Forum Moderators: coopster

Message Too Old, No Replies

What HTTP USER AGENT does 'fopen' or 'fsockopen' produce

I want a script on one server to grab files on another server (mine)

         

tigertom

10:52 pm on Jul 7, 2007 (gmt 0)

10+ Year Member



What HTTP_USER_AGENT (if any) does a PHP script grabbing a file on a remote server using 'fopen' or 'fsockopen' produce?

Reason: I've banned bad bots. Now I want to 'scrape' my own pages on a server of mine, but I get a 403 error (lol).

I need to know what to look for. I could set up a special file/script to find this out, but if someone knows offhand ...

phparion

5:31 am on Jul 9, 2007 (gmt 0)

WebmasterWorld Senior Member 10+ Year Member Top Contributors Of The Month



what is HTTP_USER_AGENT? it is used to retrieve information about the users browser and computer operating system. so you will always get your browser and your OS values there as you are the user in this case.

now there are two conditions,

1) you do not own the other server and in fact you are writing bot for some website and they are blocking you based on your user agent etc ... in this case it is not an easy job now to pass their check as they have tracked your different info e.g static ip etc etc but there are subways about which I cant tell you :)

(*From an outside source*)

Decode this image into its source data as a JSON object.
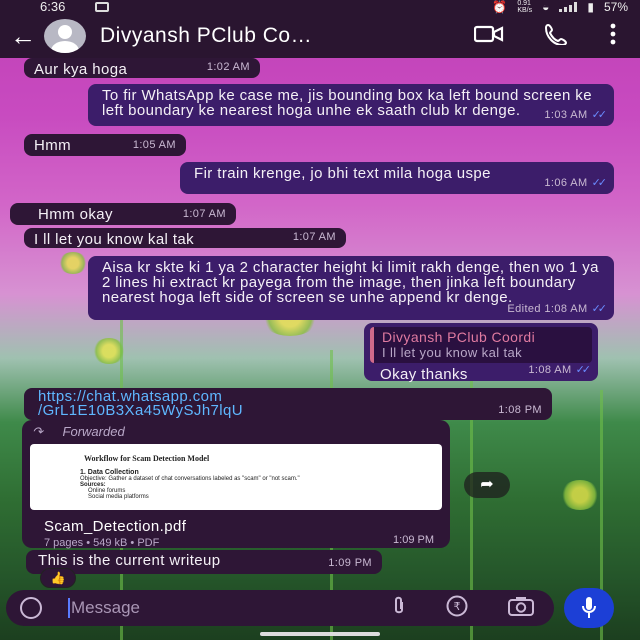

2) if you own that server and it is your own website then it is five minutes solution, instead of scrapping directly do it in a sophisticated way. you must have database access on that server as you own that so make a script which insert values directly into the database and from your server B , calling server for scrapping, call that script directly and send it values or an xml packet or some rss feed and it will do the job.

if you own that server you should not waste your server's resources for typical scrapping and do it directly with a script and db interface that will be many times faster and efficient than typical scrapping.

RonPK

8:49 am on Jul 9, 2007 (gmt 0)

WebmasterWorld Senior Member 10+ Year Member



phparion, there is no direct contact between the user-agent that calls the script with fopen/fsockopen, and the page fetched from the other server.

I ran a quick test using a phpinfo-script on my remote server and scripts from the PHP manual with fopen and fsockopen on my local Apache/Windows server.

$fp = fsockopen("www.example.com", 80, $errno, $errstr, 30); 
if (!$fp) {
echo "$errstr ($errno)<br />\n";
} else {
$out = "GET /phpinfo.php HTTP/1.1\r\n";
$out .= "Host: www.example.com\r\n";
$out .= "Connection: Close\r\n\r\n";
fwrite($fp, $out);
while (!feof($fp)) {
echo fgets($fp, 128);
}
fclose($fp);
}

No user agent string is reported (or sent).

Now add a line like:

$out .= "User-agent: myBrowser 0.1\r\n";

phpinfo will report

myBrowser 0.1
as
$_SERVER['HTTP_USER_AGENT']
.

phparion

12:40 pm on Jul 9, 2007 (gmt 0)

WebmasterWorld Senior Member 10+ Year Member Top Contributors Of The Month



I already know this, in fact this is what we do while using php-cURL too , we mention the user agent in the remote call... and actually this was my point that he will always get whatever he mentions in his remote site call...

jatar_k

1:17 pm on Jul 9, 2007 (gmt 0)

WebmasterWorld Administrator 10+ Year Member



your best bet tigertom is to get your own real user agent string via a small php script and use that in your calls. Another option is to set a passthru for yourself in your bad bot blocker.

Use something unique and just let that through if it is found, it also makes it easier to track in your logs.